2013 was, overall, a positive year for me. My relationships with Ember and Catalyst are both in a better place, and the relationship between the three of us, though still budding, shows lots of promise.
I think of it as us having good synergy. You can match us up in any way (Me and Ember, Me and Catalyst, Ember and Catalyst, Me and Ember and Catalyst) and end up with a connection that is generally positive, and fun, that benefits all involved. This is not to say that we are the best combination of people ever, but just that I think there is inherent good in our bonds.
I’ve been, as usual when I’m around my family, contemplating coming out again. I struggle a lot with figuring out how to defend my choice to be in this relationship configuration, but it also frustrates me that this is something I have to defend. When I think about the things that the three of us struggle with, our most difficult problems are the result of societal norms. It is not our unusual relationships, but simply the fact that they are unusual that causes us stress. When we’re just going about life in our own weird little bubble, we’re remarkably content. There’s the occasional friction that’s not much more intense than the friction in any other close relationship, and we’re becoming pretty good at talking those things out together. The problems that cause us the most distress, center around the lack of social recognition and acceptance that comes along with polyamory.
And so that’s what I remind myself, when I start to wonder if this is all doomed, and if we’re just being naive to think that this could work.
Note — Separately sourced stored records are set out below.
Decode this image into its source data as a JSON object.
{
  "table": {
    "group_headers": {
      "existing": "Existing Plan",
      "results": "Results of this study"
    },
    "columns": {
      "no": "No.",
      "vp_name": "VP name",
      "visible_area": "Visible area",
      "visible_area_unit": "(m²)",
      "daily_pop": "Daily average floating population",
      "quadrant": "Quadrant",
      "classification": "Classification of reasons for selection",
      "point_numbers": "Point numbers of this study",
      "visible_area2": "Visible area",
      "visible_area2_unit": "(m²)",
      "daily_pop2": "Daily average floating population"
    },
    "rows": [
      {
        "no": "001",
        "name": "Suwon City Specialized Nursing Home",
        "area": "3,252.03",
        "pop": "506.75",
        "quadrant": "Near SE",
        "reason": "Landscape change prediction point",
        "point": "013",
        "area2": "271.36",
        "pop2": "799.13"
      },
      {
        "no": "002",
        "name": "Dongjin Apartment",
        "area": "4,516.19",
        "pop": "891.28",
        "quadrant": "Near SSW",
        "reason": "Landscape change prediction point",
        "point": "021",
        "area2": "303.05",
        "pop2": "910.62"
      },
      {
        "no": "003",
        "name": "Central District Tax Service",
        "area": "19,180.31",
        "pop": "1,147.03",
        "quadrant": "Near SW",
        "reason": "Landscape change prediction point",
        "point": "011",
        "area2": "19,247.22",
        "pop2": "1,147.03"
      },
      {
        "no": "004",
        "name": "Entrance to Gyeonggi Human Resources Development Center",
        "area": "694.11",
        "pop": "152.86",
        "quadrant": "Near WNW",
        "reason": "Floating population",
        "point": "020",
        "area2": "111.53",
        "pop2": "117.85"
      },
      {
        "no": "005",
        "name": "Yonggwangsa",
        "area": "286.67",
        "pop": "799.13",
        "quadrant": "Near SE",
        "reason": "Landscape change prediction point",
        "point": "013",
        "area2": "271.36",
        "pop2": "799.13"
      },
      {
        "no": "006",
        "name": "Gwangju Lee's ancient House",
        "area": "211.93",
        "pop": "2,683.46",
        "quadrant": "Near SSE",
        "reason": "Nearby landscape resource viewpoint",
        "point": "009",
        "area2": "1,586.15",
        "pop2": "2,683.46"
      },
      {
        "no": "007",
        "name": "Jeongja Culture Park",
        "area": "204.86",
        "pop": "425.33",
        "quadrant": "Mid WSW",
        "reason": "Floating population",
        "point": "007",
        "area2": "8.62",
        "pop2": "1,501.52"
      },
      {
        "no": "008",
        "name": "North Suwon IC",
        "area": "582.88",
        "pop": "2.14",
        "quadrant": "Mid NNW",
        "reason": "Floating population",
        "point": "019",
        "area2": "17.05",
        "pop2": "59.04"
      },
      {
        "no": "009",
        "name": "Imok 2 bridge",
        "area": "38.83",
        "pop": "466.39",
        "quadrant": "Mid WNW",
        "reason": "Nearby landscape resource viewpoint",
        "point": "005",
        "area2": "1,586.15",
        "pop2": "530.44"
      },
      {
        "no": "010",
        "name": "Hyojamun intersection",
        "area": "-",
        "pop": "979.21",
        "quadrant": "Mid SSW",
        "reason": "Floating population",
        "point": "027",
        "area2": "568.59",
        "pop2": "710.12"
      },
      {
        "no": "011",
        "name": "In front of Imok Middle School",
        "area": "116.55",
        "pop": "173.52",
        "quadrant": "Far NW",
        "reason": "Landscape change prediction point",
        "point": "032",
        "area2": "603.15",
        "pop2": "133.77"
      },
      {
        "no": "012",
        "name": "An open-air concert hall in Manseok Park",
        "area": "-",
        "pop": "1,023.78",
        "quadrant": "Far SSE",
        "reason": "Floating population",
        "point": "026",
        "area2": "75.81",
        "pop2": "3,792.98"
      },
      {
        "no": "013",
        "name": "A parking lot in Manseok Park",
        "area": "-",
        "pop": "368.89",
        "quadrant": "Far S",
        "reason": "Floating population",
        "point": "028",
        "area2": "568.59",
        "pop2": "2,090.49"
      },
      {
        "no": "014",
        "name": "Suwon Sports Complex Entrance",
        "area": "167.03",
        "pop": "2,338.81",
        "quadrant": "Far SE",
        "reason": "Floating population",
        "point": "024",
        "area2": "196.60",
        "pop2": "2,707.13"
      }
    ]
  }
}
When I start to think that this is too complicated and difficult, it’s because I have forgotten that this seems so impossibly hard for the simple reason that we are not doing what society expects us to do. Yes there’s things like us living in different cities, but we know how to fix that.
In coming out, I won’t get what I really want. What I really want is for my family to embrace Catalyst and Ember. For them to be happy to see them, to be glad that I have two men who love, adore, respect and support me. Two men who constantly challenge me to be better, but are there to comfort me when I don’t succeed. I want my family to ask how they’re doing, to tell me they hope they’ll be coming along to the next family gathering. I want my family to consider them family, because that’s what they are to me.
What will really happen when I come out? I’m not sure. I know that first there will be disapproval, and lectures and pleas to reconsider. But what comes after that? Will something else come after that? But I don’t think I can keep living like this, delicately keeping such significant parts of my life separate from each other.
I don’t want to choose between my loves and my family, and I hope that 2014 is not the year I have to make that choice. I hope that no year is.